Renee I want to share with you that I think God spoke to me through Kennedy's words last night. I always write down my day's thoughts and had been writing about something I'd been worrying about. It wasn't that bad in the greater scheme, which is what I realised from Kennedy's words. Everything's gonna be all right... I think we can all learn from that attitude, do not worry!

Praying for Carter
E x

Nightbomber said...

I have just read about your fight mate on our site:
On behalf of my group of fellow pilots/players of Poland, who know what such illness means (well, there are some doctors among us) I wish you a speedy recovery. The world needs such brave warriors like you. Go ahead boy and we will cover your six;)

Zoe Brain said...

Nightbomber's from Poland. I'm from Australia.
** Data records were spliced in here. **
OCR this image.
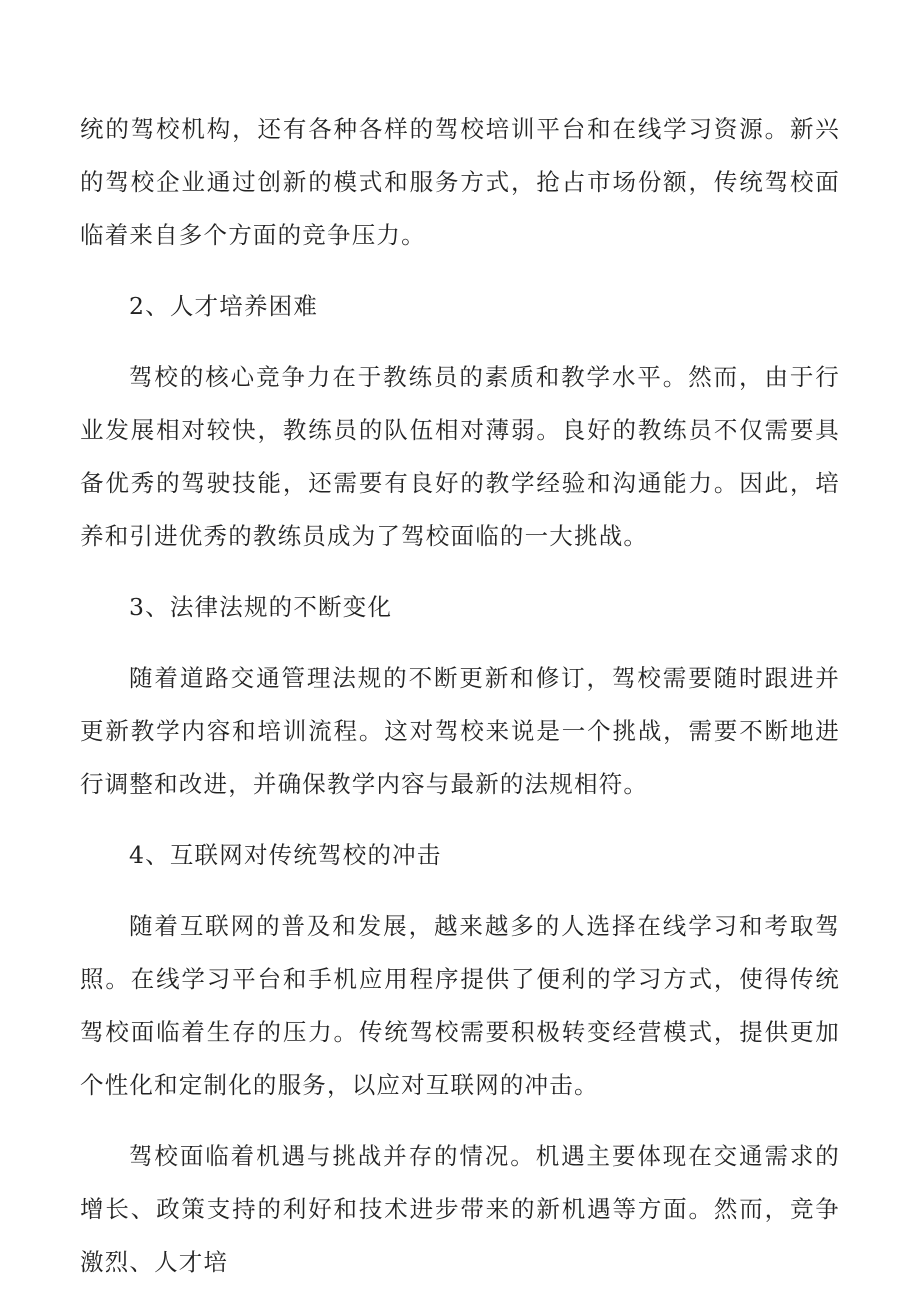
统的驾校机构，还有各种各样的驾校培训平台和在线学习资源。新兴的驾校企业通过创新的模式和服务方式，抢占市场份额，传统驾校面临着来自多个方面的竞争压力。

2、人才培养困难

驾校的核心竞争力在于教练员的素质和教学水平。然而，由于行业发展相对较快，教练员的队伍相对薄弱。良好的教练员不仅需要具备优秀的驾驶技能，还需要有良好的教学经验和沟通能力。因此，培养和引进优秀的教练员成为了驾校面临的一大挑战。

3、法律法规的不断变化

随着道路交通管理法规的不断更新和修订，驾校需要随时跟进并更新教学内容和培训流程。这对驾校来说是一个挑战，需要不断地进行调整和改进，并确保教学内容与最新的法规相符。

4、互联网对传统驾校的冲击

随着互联网的普及和发展，越来越多的人选择在线学习和考取驾照。在线学习平台和手机应用程序提供了便利的学习方式，使得传统驾校面临着生存的压力。传统驾校需要积极转变经营模式，提供更加个性化和定制化的服务，以应对互联网的冲击。

驾校面临着机遇与挑战并存的情况。机遇主要体现在交通需求的增长、政策支持的利好和技术进步带来的新机遇等方面。然而，竞争激烈、人才培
You're world famous, Carter, and we're all flying Combat Air Patrol for you.

Now go beat that cancer. We can't take the pain away from the needles and chemo, but we can support you in other ways.

When you're better, come visit, and we'll show you around.

Clear Skies.

Watchdog said...


This is Watchdog, from the Czech Republic, another one of the many Wings of Glory Aerodrome pilots touched by Carter's story. I hope everything gets better.

I am am a registered bone marrow donor and I would like to ask every healthy man and woman reading this to register in their countries. You never know, it may be your DNA of all in the world that is the only one capable of saving a human life.